St. Louis Park residents concerned about toxic chemicals

Source: http://www.fox9.com, November 11, 2015
By: Tom Lyden

After it opened in 1917, the Reilly Tar Company in St. Louis Park, which was also know was the Republic Creosoting Company, churned out creosote, a chemical used to preserve wood products like rail road ties. However, while the company was humming along, it was also churning out a toxic chemical sludge that was dumped into a nearby pond that flowed into a peat bog before heading to the aquifer. This dumping, which was practiced at will for many years, now was residents taking action and hoping to get answers about a possible cancer cluster.

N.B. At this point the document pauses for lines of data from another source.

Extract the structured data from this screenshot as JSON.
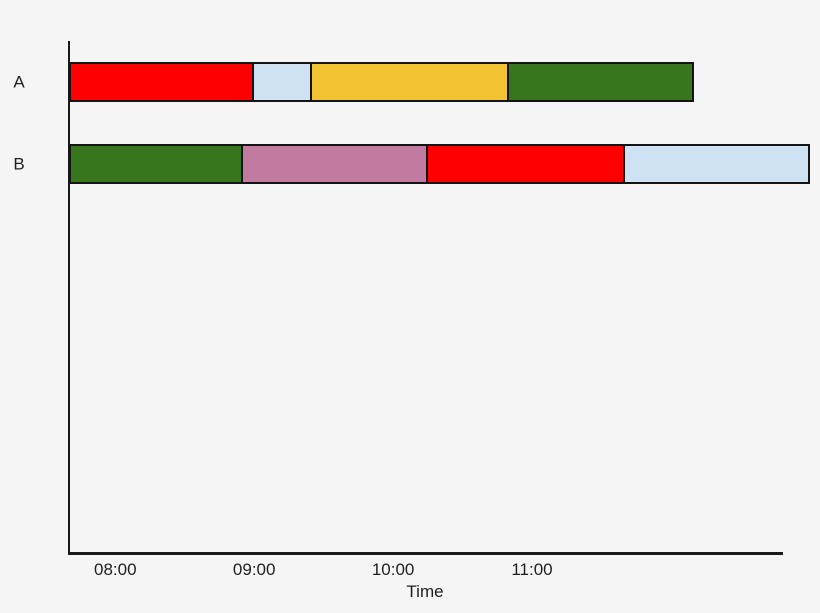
{
  "figure": {
    "background": "#f5f5f6",
    "axis_color": "#1a1a1a",
    "text_color": "#1f1f1f",
    "segment_border_color": "#141414"
  },
  "chart_data": {
    "type": "gantt",
    "title": "",
    "xlabel": "Time",
    "x_ticks": [
      "08:00",
      "09:00",
      "10:00",
      "11:00"
    ],
    "x_range": [
      "07:40",
      "12:50"
    ],
    "grid": false,
    "legend": false,
    "rows": [
      {
        "label": "A",
        "segments": [
          {
            "start": "07:40",
            "end": "09:00",
            "color": "#ff0000",
            "color_name": "red"
          },
          {
            "start": "09:00",
            "end": "09:25",
            "color": "#cfe2f3",
            "color_name": "light-blue"
          },
          {
            "start": "09:25",
            "end": "10:50",
            "color": "#f1c232",
            "color_name": "yellow"
          },
          {
            "start": "10:50",
            "end": "12:10",
            "color": "#38761d",
            "color_name": "dark-green"
          }
        ]
      },
      {
        "label": "B",
        "segments": [
          {
            "start": "07:40",
            "end": "08:55",
            "color": "#38761d",
            "color_name": "dark-green"
          },
          {
            "start": "08:55",
            "end": "10:15",
            "color": "#c27ba0",
            "color_name": "pink"
          },
          {
            "start": "10:15",
            "end": "11:40",
            "color": "#ff0000",
            "color_name": "red"
          },
          {
            "start": "11:40",
            "end": "13:00",
            "color": "#cfe2f3",
            "color_name": "light-blue"
          }
        ]
      }
    ]
  }
}
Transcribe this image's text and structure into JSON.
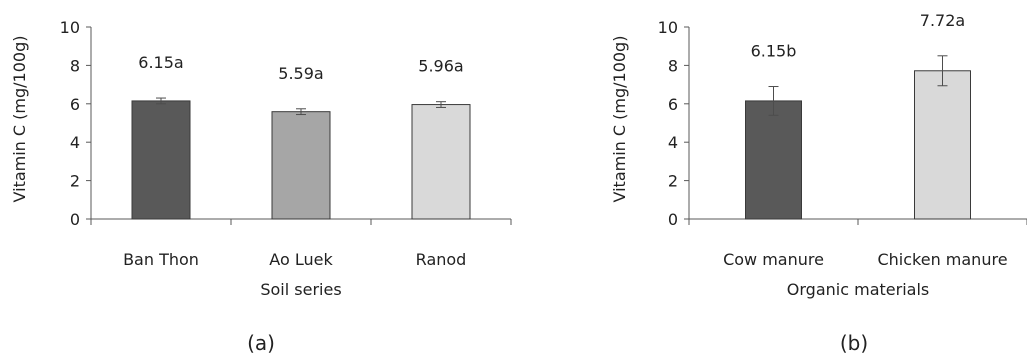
{
  "chart_data": [
    {
      "type": "bar",
      "panel_label": "(a)",
      "categories": [
        "Ban Thon",
        "Ao Luek",
        "Ranod"
      ],
      "values": [
        6.15,
        5.59,
        5.96
      ],
      "errors": [
        0.15,
        0.15,
        0.15
      ],
      "data_labels": [
        "6.15a",
        "5.59a",
        "5.96a"
      ],
      "bar_colors": [
        "#595959",
        "#a6a6a6",
        "#d9d9d9"
      ],
      "xlabel": "Soil series",
      "ylabel": "Vitamin C (mg/100g)",
      "ylim": [
        0,
        10
      ],
      "yticks": [
        0,
        2,
        4,
        6,
        8,
        10
      ],
      "grid": false
    },
    {
      "type": "bar",
      "panel_label": "(b)",
      "categories": [
        "Cow manure",
        "Chicken manure"
      ],
      "values": [
        6.15,
        7.72
      ],
      "errors": [
        0.75,
        0.78
      ],
      "data_labels": [
        "6.15b",
        "7.72a"
      ],
      "bar_colors": [
        "#595959",
        "#d9d9d9"
      ],
      "xlabel": "Organic materials",
      "ylabel": "Vitamin C (mg/100g)",
      "ylim": [
        0,
        10
      ],
      "yticks": [
        0,
        2,
        4,
        6,
        8,
        10
      ],
      "grid": false
    }
  ]
}
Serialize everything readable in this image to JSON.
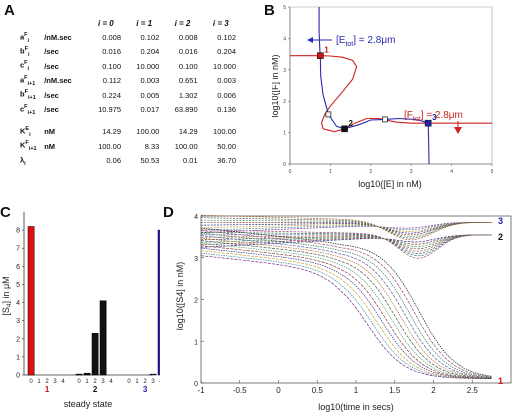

In 1972 the company closed, leaving behind a legacy of toxic chemicals in the local water supply neighbors say is responsible for causing a variety of cancers. Shortly after the factory closed the Environmental Protection Agency declared the area a Superfund Site. As the years went on the contaminated soil was covered up, and today the 80 acres just north of Highway 7, and west of Louisiana Avenue has been redeveloped into condominiums, soccer fields, and a park.

This past summer, during construction of a pedestrian bridge over Louisiana Ave. neighbors began to notice a noxious asphalt-like smell was hanging in the air. They also noticed a sticky, black tar-like substance in the dirt. What was being uncovered was the nearly century old toxins, a class of carcinogenic chemicals known as Polycyclic Aromatic Hydrocarbons (P.A.H.).

St. Louis Park resident Barb Waller started a Facebook group called “The St. Louis Park Cancer Cluster” and began tracking self-reported cases in and around the city. To date she has tracked 564 cases which she represents with a dot on a map of the city.

The number one cancer is brain cancer, followed by breast cancer, and colon cancer,” Waller said.

Daniel Jo Harding is represented by one of those dots. She grew up a few miles from Riley Tar and says a few of high school classmates are also on the map. Her doctor has no explanation.
“I have thyroid cancer and was diagnosed in 1992,” Harding said. “I could’ve had it since I was a kid. I asked him what could have caused it, and he said anything, air, water.”

The EPA is less than reassuring. The agency telling the Fox 9 Investigators, the most recent ground water tests showed “P.A.H.’s remain present in both shallow and deep aquifers at the site. Where the Reilly contamination affects drinking water wells at levels that may impact health, the groundwater is treated before use.”

47,000 people use groundwater from aquifers near the site and that water is tested every four months by and independent private lab. So far, all of the tests have come back showing safe levels of P.A.H.

The Fox 9 Investigators obtained more than a thousand pages of reports which show significant concerns too.  A half-dozen wells have been shut down because of contamination, and the level of toxin has varied wildly over the last 20 years. Scientists are also concerned the contamination is going deeper and deeper into the aquifers.

Vapor intrusion into nearby homes is another concern, the EPA calculating the cancer risk at 1 in a 1,000,000, but 1 in 10,000 for a few chemicals contaminating the area — the upper limit of acceptable risk.
The EPA is currently doing some computer modeling of the aquifers. It is believed some of the contamination may even stretch into Hopkins and Edina’s water supply but the EPA stresses that would be at safe levels.

Thursday’s meeting with the EPA and State Health Department is at 6 p.m. at the Rec Center Banquet room in St. Louis Park.